The relationships between different financial markets are almost as old as the markets themselves. For example, in many cases when benchmark equities rise, bonds fall. Many traders will watch for correlations like this and try to capitalize on the opportunity. The same types of relationships exist in the global foreign exchange market. Take, for instance, the closely-related tie between the Australian dollar and gold. Due mostly to the fact that Australia remains a major producer of the yellow metal, the correlation is an opportunity that not only exists, but is one that traders on every level can capitalize on. Let's take a look at why this relationship exists and how you can use it to produce solid-gold returns.
Being Productive Is Key
The US dollar/crude oil relationship exists for one simple reason: the commodity is priced in dollars. However, the same cannot be said about the Aussie correlation. The gold/Australian dollar relationship stems from production. Australia is one the largest gold producer in the world. As a result, it is only natural that their currency follows a similar pattern to gold. With the ebb and flow of production, the exchange rate will follow supply and demand as money exchanges hands between miner and manufacturer.
Capitalizing on the Relationship
Although the macro strategy does work on all levels, it is best suited for portfolios that are set in longer time frames. Traders are not going to see strong correlations on every single day of trading, much like other broader market dynamics. As a result, it's advantageous to cushion the blow of daily volatility and risk through a longer time horizon.
Fundamentally oriented traders will tend to trade one or both instruments, taking trading cues from the other. These cues can be gathered from a list of topics including:
1. Commodity Reserve Reports
2. COT Futures Reports
3. Australian Economic Developments
4. Interest Rates
5. Safe Haven Investing
As a result, these trades tend to be longer than day-trade considerations as the portfolio is looking to capture the overall market tone, rather than just an intraday pop or drop.
Technically, traders tend to find their cues in technical formations with the hope that corresponding correlations will seep into the related market. Whether the formation is in the gold chart or the Aussie chart, it is better to find one solid formation first, rather than looking for both charts to correlate perfectly. An example of this is clearly seen in the chart examples below.

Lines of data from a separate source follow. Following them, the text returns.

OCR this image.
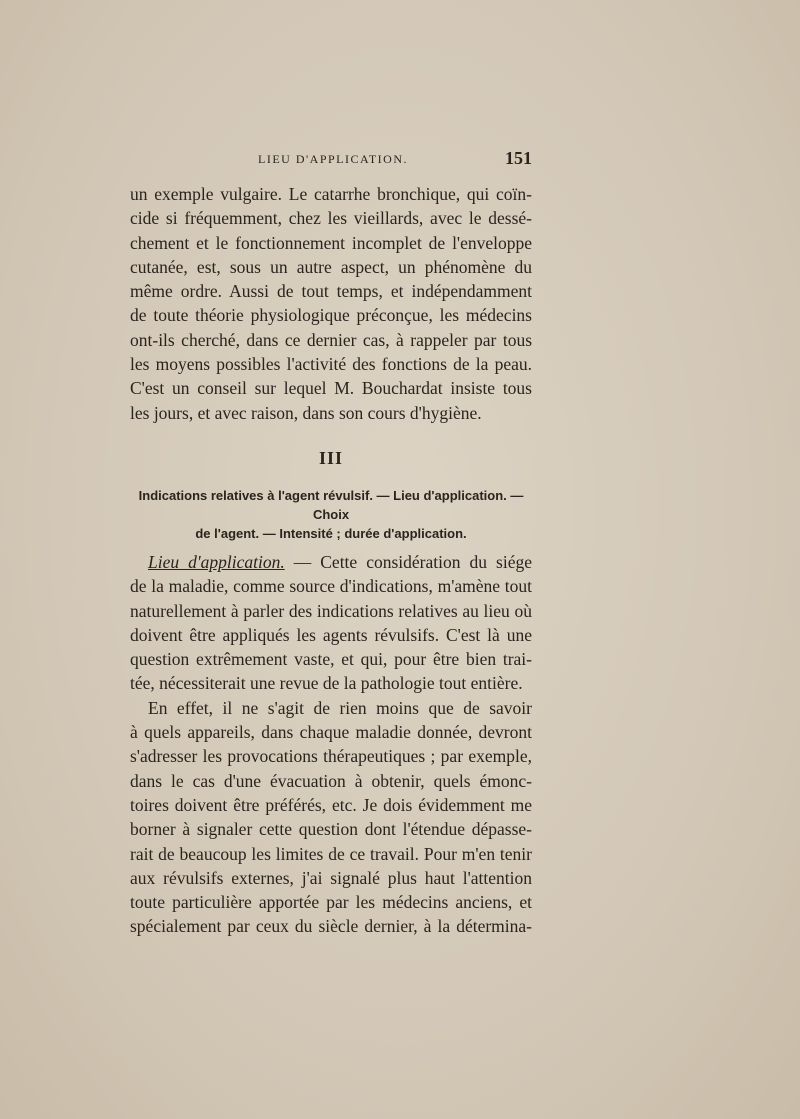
LIEU D'APPLICATION.	151
un exemple vulgaire. Le catarrhe bronchique, qui coïn-
cide si fréquemment, chez les vieillards, avec le dessé-
chement et le fonctionnement incomplet de l'enveloppe
cutanée, est, sous un autre aspect, un phénomène du
même ordre. Aussi de tout temps, et indépendamment
de toute théorie physiologique préconçue, les médecins
ont-ils cherché, dans ce dernier cas, à rappeler par tous
les moyens possibles l'activité des fonctions de la peau.
C'est un conseil sur lequel M. Bouchardat insiste tous
les jours, et avec raison, dans son cours d'hygiène.
III
Indications relatives à l'agent révulsif. — Lieu d'application. — Choix
de l'agent. — Intensité ; durée d'application.
Lieu d'application. — Cette considération du siége
de la maladie, comme source d'indications, m'amène tout
naturellement à parler des indications relatives au lieu où
doivent être appliqués les agents révulsifs. C'est là une
question extrêmement vaste, et qui, pour être bien trai-
tée, nécessiterait une revue de la pathologie tout entière.
En effet, il ne s'agit de rien moins que de savoir
à quels appareils, dans chaque maladie donnée, devront
s'adresser les provocations thérapeutiques ; par exemple,
dans le cas d'une évacuation à obtenir, quels émonc-
toires doivent être préférés, etc. Je dois évidemment me
borner à signaler cette question dont l'étendue dépasse-
rait de beaucoup les limites de ce travail. Pour m'en tenir
aux révulsifs externes, j'ai signalé plus haut l'attention
toute particulière apportée par les médecins anciens, et
spécialement par ceux du siècle dernier, à la détermina-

As shown in Figure 2, with the market in turmoil and investor deleveraging that was "en vogue" in 2008, traders saw an opportunity to jump on the bandwagon as both Aussie and gold experienced a temporary uptick in price. Already knowing that this would be a blow-off top in an otherwise bearish market, the savvy technical investor could visibly see both assets moving in sync. As a result, technically speaking, a short opportunity shone through as the commodity approached the $905.50 figure, which corresponded with the pivotal 0.8500 figure in the FX market. The double top in gold all but ensured further depression in the Australian dollar/US dollar currency pair.